Silence followed Sophie’s naming of the two selves in Robert Louis Stevenson’s tale.
“I suppose Sophie might as well hear the real explanation,” said Great-aunt Tabitha, exchanging a glance with Dr. Ferrier.
“Oh, yes, she might as well,” said Dr. Ferrier. “I don’t see how it can hurt now.”
They had dismissed the guards. Sophie wasn’t sure wha
t her punishment would be, but she no longer thought she’d be thrown into prison.
“It began when I invented the machinery,” Great-aunt Tabitha said. “The machine is the Emotional Battery, its logical complement is the J and H procedure, and as you’ve guessed, the abbreviation stands for something more—something other than ‘joy and happiness.’ Jekyll and Hyde…it has often been said that men are more rational creatures than women. I believe that men and women alike suffer from having emotions, but IRYLNS trains women to become repositories for all of the destructive emotions experienced by the men they work for, many of whom are politicians and diplomats who quite simply cannot afford to have a bad day. Wives have always known that part of their job is to bear the things their husbands cannot. We have simply taken the process one step further, fully modernized it, and put it on a technologically sound basis.”

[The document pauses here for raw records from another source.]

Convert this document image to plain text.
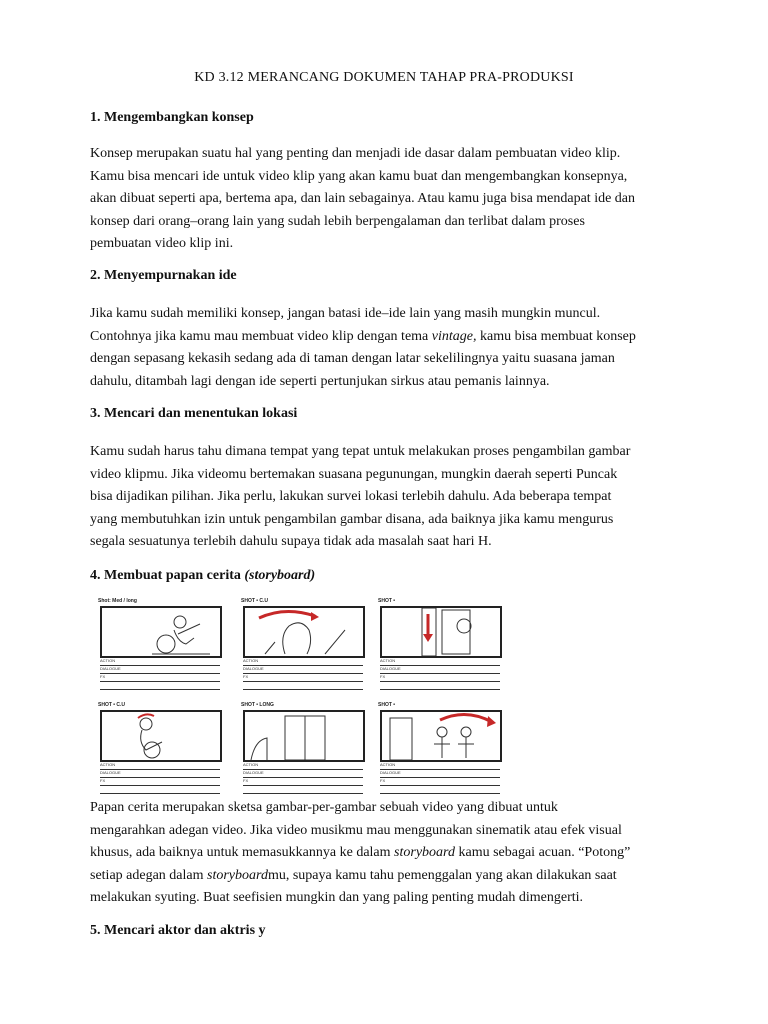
KD 3.12 MERANCANG DOKUMEN TAHAP PRA-PRODUKSI
1. Mengembangkan konsep
Konsep merupakan suatu hal yang penting dan menjadi ide dasar dalam pembuatan video klip.
Kamu bisa mencari ide untuk video klip yang akan kamu buat dan mengembangkan konsepnya,
akan dibuat seperti apa, bertema apa, dan lain sebagainya. Atau kamu juga bisa mendapat ide dan
konsep dari orang–orang lain yang sudah lebih berpengalaman dan terlibat dalam proses
pembuatan video klip ini.
2. Menyempurnakan ide
Jika kamu sudah memiliki konsep, jangan batasi ide–ide lain yang masih mungkin muncul.
Contohnya jika kamu mau membuat video klip dengan tema vintage, kamu bisa membuat konsep
dengan sepasang kekasih sedang ada di taman dengan latar sekelilingnya yaitu suasana jaman
dahulu, ditambah lagi dengan ide seperti pertunjukan sirkus atau pemanis lainnya.
3. Mencari dan menentukan lokasi
Kamu sudah harus tahu dimana tempat yang tepat untuk melakukan proses pengambilan gambar
video klipmu. Jika videomu bertemakan suasana pegunungan, mungkin daerah seperti Puncak
bisa dijadikan pilihan. Jika perlu, lakukan survei lokasi terlebih dahulu. Ada beberapa tempat
yang membutuhkan izin untuk pengambilan gambar disana, ada baiknya jika kamu mengurus
segala sesuatunya terlebih dahulu supaya tidak ada masalah saat hari H.
4. Membuat papan cerita (storyboard)
Shot: Med / long
ACTION
DIALOGUE
FX
SHOT • C.U
ACTION
DIALOGUE
FX
SHOT •
ACTION
DIALOGUE
FX
SHOT • C.U
ACTION
DIALOGUE
FX
SHOT • LONG
ACTION
DIALOGUE
FX
SHOT •
ACTION
DIALOGUE
FX
Papan cerita merupakan sketsa gambar-per-gambar sebuah video yang dibuat untuk
mengarahkan adegan video. Jika video musikmu mau menggunakan sinematik atau efek visual
khusus, ada baiknya untuk memasukkannya ke dalam storyboard kamu sebagai acuan. “Potong”
setiap adegan dalam storyboardmu, supaya kamu tahu pemenggalan yang akan dilakukan saat
melakukan syuting. Buat seefisien mungkin dan yang paling penting mudah dimengerti.
5. Mencari aktor dan aktris y
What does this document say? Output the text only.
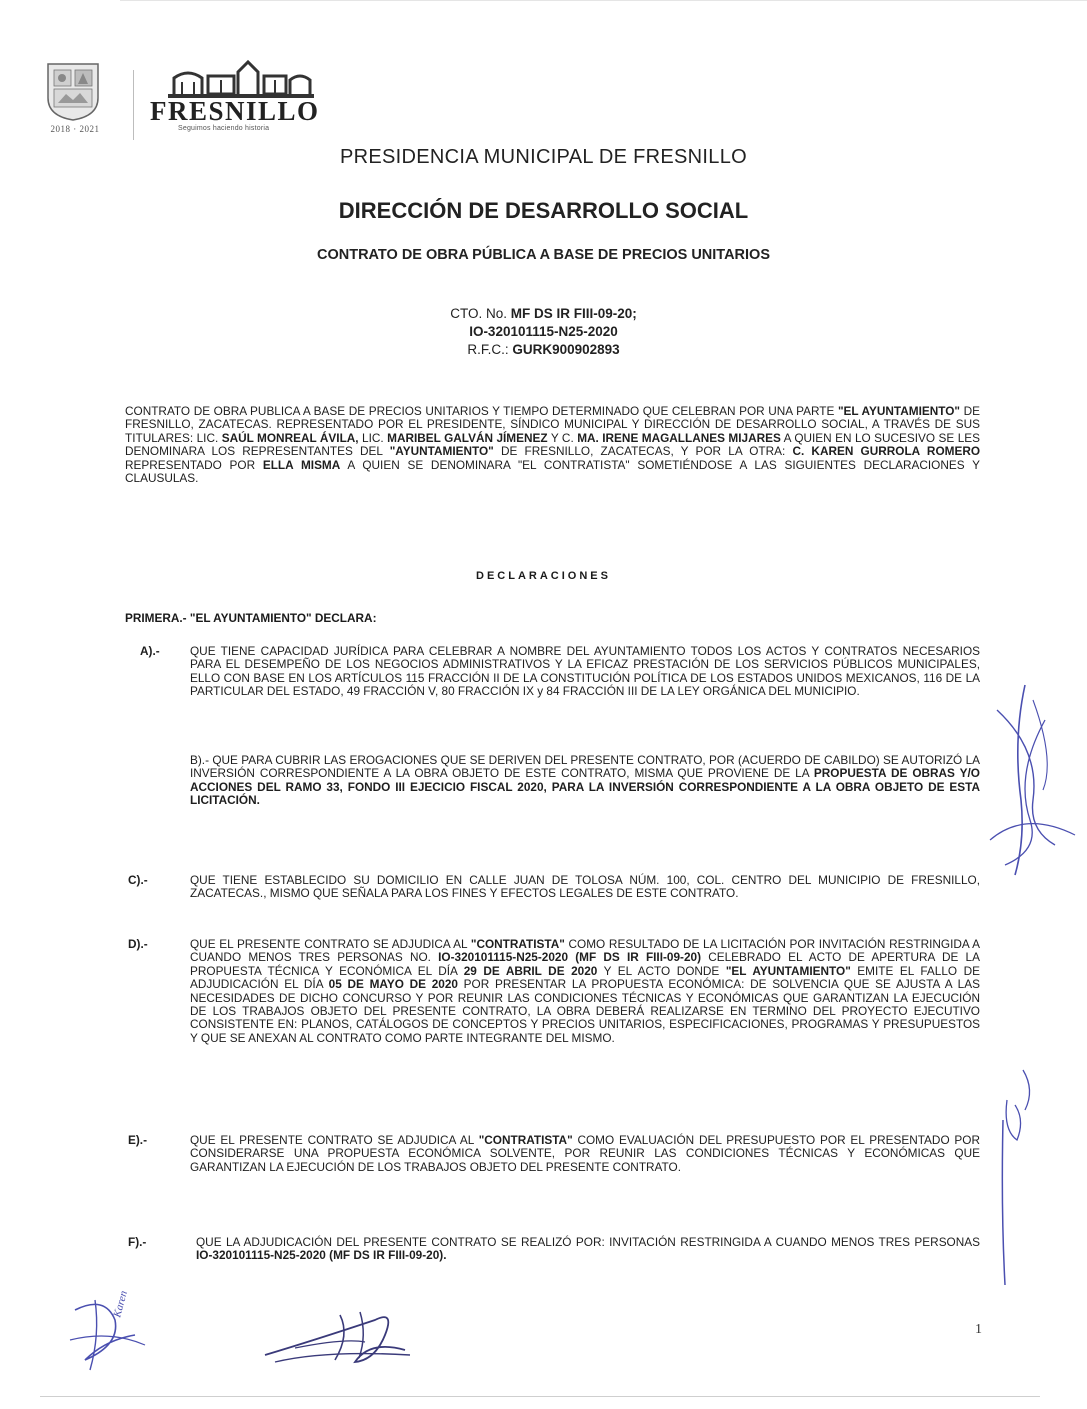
2018 · 2021
FRESNILLO
Seguimos haciendo historia
PRESIDENCIA MUNICIPAL DE FRESNILLO
DIRECCIÓN DE DESARROLLO SOCIAL
CONTRATO DE OBRA PÚBLICA A BASE DE PRECIOS UNITARIOS
CTO. No. MF DS IR FIII-09-20;
IO-320101115-N25-2020
R.F.C.: GURK900902893

CONTRATO DE OBRA PUBLICA A BASE DE PRECIOS UNITARIOS Y TIEMPO DETERMINADO QUE CELEBRAN POR UNA PARTE "EL AYUNTAMIENTO" DE FRESNILLO, ZACATECAS. REPRESENTADO POR EL PRESIDENTE, SÍNDICO MUNICIPAL Y DIRECCIÓN DE DESARROLLO SOCIAL, A TRAVÉS DE SUS TITULARES: LIC. SAÚL MONREAL ÁVILA, LIC. MARIBEL GALVÁN JÍMENEZ Y C. MA. IRENE MAGALLANES MIJARES A QUIEN EN LO SUCESIVO SE LES DENOMINARA LOS REPRESENTANTES DEL "AYUNTAMIENTO" DE FRESNILLO, ZACATECAS, Y POR LA OTRA: C. KAREN GURROLA ROMERO REPRESENTADO POR ELLA MISMA A QUIEN SE DENOMINARA "EL CONTRATISTA" SOMETIÉNDOSE A LAS SIGUIENTES DECLARACIONES Y CLAUSULAS.

DECLARACIONES
PRIMERA.- "EL AYUNTAMIENTO" DECLARA:
A).-	QUE TIENE CAPACIDAD JURÍDICA PARA CELEBRAR A NOMBRE DEL AYUNTAMIENTO TODOS LOS ACTOS Y CONTRATOS NECESARIOS PARA EL DESEMPEÑO DE LOS NEGOCIOS ADMINISTRATIVOS Y LA EFICAZ PRESTACIÓN DE LOS SERVICIOS PÚBLICOS MUNICIPALES, ELLO CON BASE EN LOS ARTÍCULOS 115 FRACCIÓN II DE LA CONSTITUCIÓN POLÍTICA DE LOS ESTADOS UNIDOS MEXICANOS, 116 DE LA PARTICULAR DEL ESTADO, 49 FRACCIÓN V, 80 FRACCIÓN IX y 84 FRACCIÓN III DE LA LEY ORGÁNICA DEL MUNICIPIO.

B).- QUE PARA CUBRIR LAS EROGACIONES QUE SE DERIVEN DEL PRESENTE CONTRATO, POR (ACUERDO DE CABILDO) SE AUTORIZÓ LA INVERSIÓN CORRESPONDIENTE A LA OBRA OBJETO DE ESTE CONTRATO, MISMA QUE PROVIENE DE LA PROPUESTA DE OBRAS Y/O ACCIONES DEL RAMO 33, FONDO III EJECICIO FISCAL 2020, PARA LA INVERSIÓN CORRESPONDIENTE A LA OBRA OBJETO DE ESTA LICITACIÓN.

C).-	QUE TIENE ESTABLECIDO SU DOMICILIO EN CALLE JUAN DE TOLOSA NÚM. 100, COL. CENTRO DEL MUNICIPIO DE FRESNILLO, ZACATECAS., MISMO QUE SEÑALA PARA LOS FINES Y EFECTOS LEGALES DE ESTE CONTRATO.

D).-	QUE EL PRESENTE CONTRATO SE ADJUDICA AL "CONTRATISTA" COMO RESULTADO DE LA LICITACIÓN POR INVITACIÓN RESTRINGIDA A CUANDO MENOS TRES PERSONAS NO. IO-320101115-N25-2020 (MF DS IR FIII-09-20) CELEBRADO EL ACTO DE APERTURA DE LA PROPUESTA TÉCNICA Y ECONÓMICA EL DÍA 29 DE ABRIL DE 2020 Y EL ACTO DONDE "EL AYUNTAMIENTO" EMITE EL FALLO DE ADJUDICACIÓN EL DÍA 05 DE MAYO DE 2020 POR PRESENTAR LA PROPUESTA ECONÓMICA: DE SOLVENCIA QUE SE AJUSTA A LAS NECESIDADES DE DICHO CONCURSO Y POR REUNIR LAS CONDICIONES TÉCNICAS Y ECONÓMICAS QUE GARANTIZAN LA EJECUCIÓN DE LOS TRABAJOS OBJETO DEL PRESENTE CONTRATO, LA OBRA DEBERÁ REALIZARSE EN TERMINO DEL PROYECTO EJECUTIVO CONSISTENTE EN: PLANOS, CATÁLOGOS DE CONCEPTOS Y PRECIOS UNITARIOS, ESPECIFICACIONES, PROGRAMAS Y PRESUPUESTOS Y QUE SE ANEXAN AL CONTRATO COMO PARTE INTEGRANTE DEL MISMO.

E).-	QUE EL PRESENTE CONTRATO SE ADJUDICA AL "CONTRATISTA" COMO EVALUACIÓN DEL PRESUPUESTO POR EL PRESENTADO POR CONSIDERARSE UNA PROPUESTA ECONÓMICA SOLVENTE, POR REUNIR LAS CONDICIONES TÉCNICAS Y ECONÓMICAS QUE GARANTIZAN LA EJECUCIÓN DE LOS TRABAJOS OBJETO DEL PRESENTE CONTRATO.

F).-	QUE LA ADJUDICACIÓN DEL PRESENTE CONTRATO SE REALIZÓ POR: INVITACIÓN RESTRINGIDA A CUANDO MENOS TRES PERSONAS IO-320101115-N25-2020 (MF DS IR FIII-09-20).

Karen
1
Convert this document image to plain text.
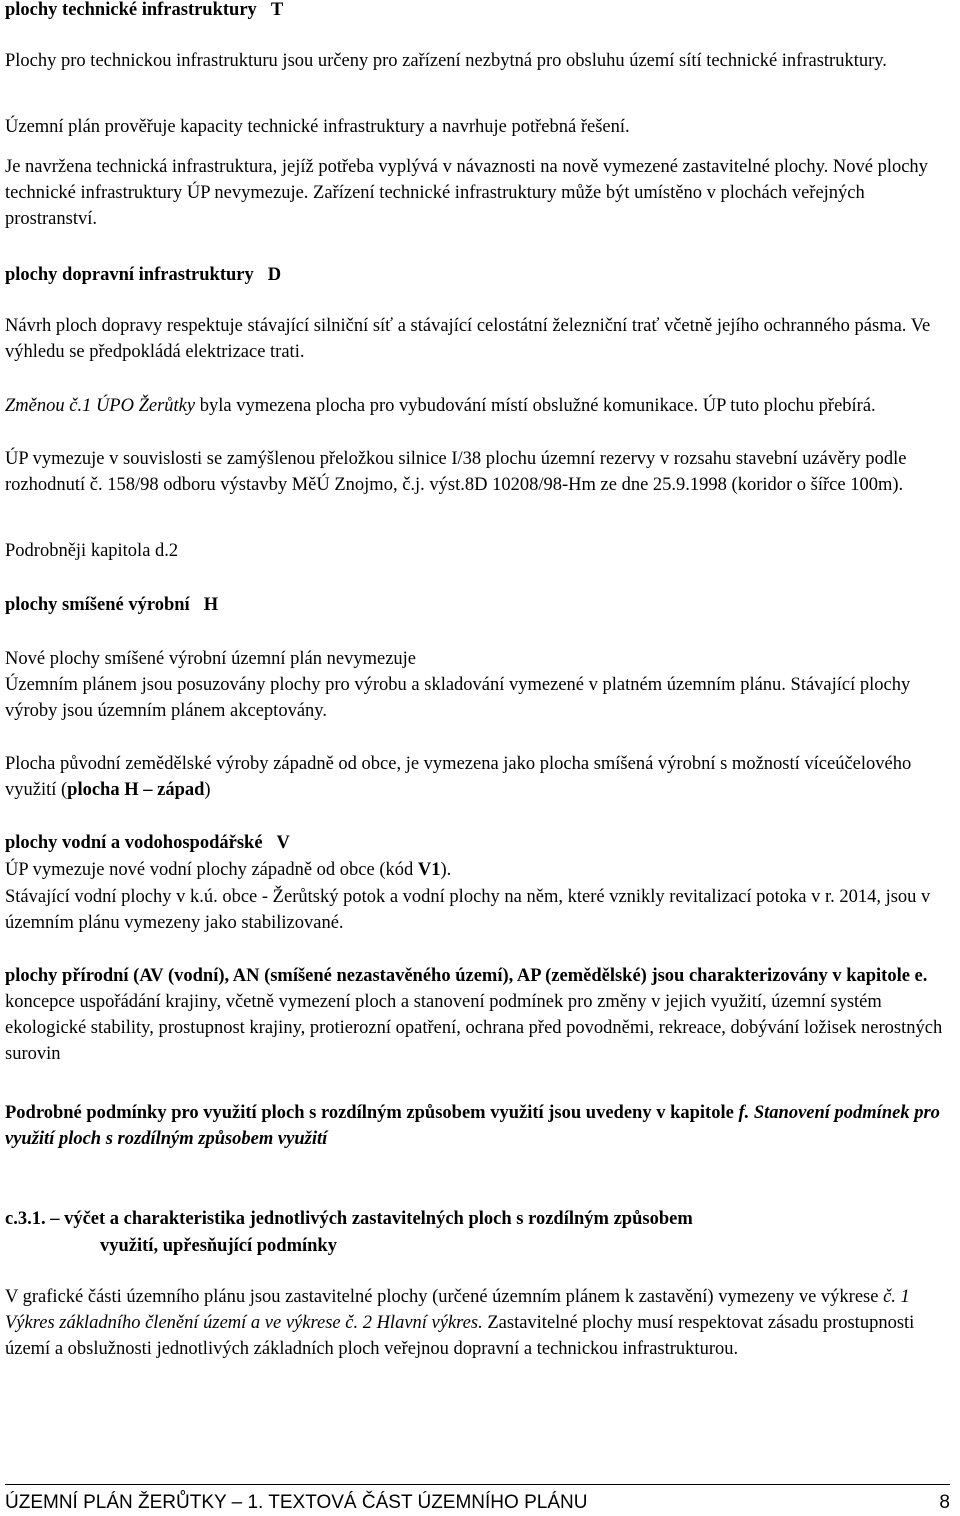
plochy technické infrastruktury T

Plochy pro technickou infrastrukturu jsou určeny pro zařízení nezbytná pro obsluhu území sítí technické infrastruktury.

Územní plán prověřuje kapacity technické infrastruktury a navrhuje potřebná řešení.

Je navržena technická infrastruktura, jejíž potřeba vyplývá v návaznosti na nově vymezené zastavitelné plochy. Nové plochy technické infrastruktury ÚP nevymezuje. Zařízení technické infrastruktury může být umístěno v plochách veřejných prostranství.

plochy dopravní infrastruktury D

Návrh ploch dopravy respektuje stávající silniční síť a stávající celostátní železniční trať včetně jejího ochranného pásma. Ve výhledu se předpokládá elektrizace trati.

Změnou č.1 ÚPO Žerůtky byla vymezena plocha pro vybudování místí obslužné komunikace. ÚP tuto plochu přebírá.

ÚP vymezuje v souvislosti se zamýšlenou přeložkou silnice I/38 plochu územní rezervy v rozsahu stavební uzávěry podle rozhodnutí č. 158/98 odboru výstavby MěÚ Znojmo, č.j. výst.8D 10208/98-Hm ze dne 25.9.1998 (koridor o šířce 100m).

Podrobněji kapitola d.2

plochy smíšené výrobní H

Nové plochy smíšené výrobní územní plán nevymezuje

Územním plánem jsou posuzovány plochy pro výrobu a skladování vymezené v platném územním plánu. Stávající plochy výroby jsou územním plánem akceptovány.

Plocha původní zemědělské výroby západně od obce, je vymezena jako plocha smíšená výrobní s možností víceúčelového využití (plocha H – západ)

plochy vodní a vodohospodářské V

ÚP vymezuje nové vodní plochy západně od obce (kód V1).

Stávající vodní plochy v k.ú. obce - Žerůtský potok a vodní plochy na něm, které vznikly revitalizací potoka v r. 2014, jsou v územním plánu vymezeny jako stabilizované.

plochy přírodní (AV (vodní), AN (smíšené nezastavěného území), AP (zemědělské) jsou charakterizovány v kapitole e. koncepce uspořádání krajiny, včetně vymezení ploch a stanovení podmínek pro změny v jejich využití, územní systém ekologické stability, prostupnost krajiny, protierozní opatření, ochrana před povodněmi, rekreace, dobývání ložisek nerostných surovin

Podrobné podmínky pro využití ploch s rozdílným způsobem využití jsou uvedeny v kapitole f. Stanovení podmínek pro využití ploch s rozdílným způsobem využití

c.3.1. – výčet a charakteristika jednotlivých zastavitelných ploch s rozdílným způsobem

využití, upřesňující podmínky

V grafické části územního plánu jsou zastavitelné plochy (určené územním plánem k zastavění) vymezeny ve výkrese č. 1 Výkres základního členění území a ve výkrese č. 2 Hlavní výkres. Zastavitelné plochy musí respektovat zásadu prostupnosti území a obslužnosti jednotlivých základních ploch veřejnou dopravní a technickou infrastrukturou.

ÚZEMNÍ PLÁN ŽERŮTKY – 1. TEXTOVÁ ČÁST ÚZEMNÍHO PLÁNU	8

Sophie was speechless. Aside from everything else, it seemed so terribly unfair that the women should pay such a high price for what was after all the men’s problem! Almost without knowing it, she put her hand up to her open mouth.
Now Dr. Ferrier took over. “Girls who undergo the surgical procedure must be regularly hooked up thereafter to the Emotional Battery,” she told Sophie, “or else they will be less than supremely fit to do their jobs. We install a conduit in the brain that works like the electrical equivalent of the tap one inserts into a maple tree to drain off the sap to make sugar. Purged regularly in this manner, all their emotions stored in the battery, the girls soon become quite incapable of experiencing negative feelings. They make perfect empty vessels, then, for the rage of the men they work for. To sustain their peace of mind, we hook them up to the battery twice a week at a local service center, where the treatment can be administered in a modern and fully hygienic setting.”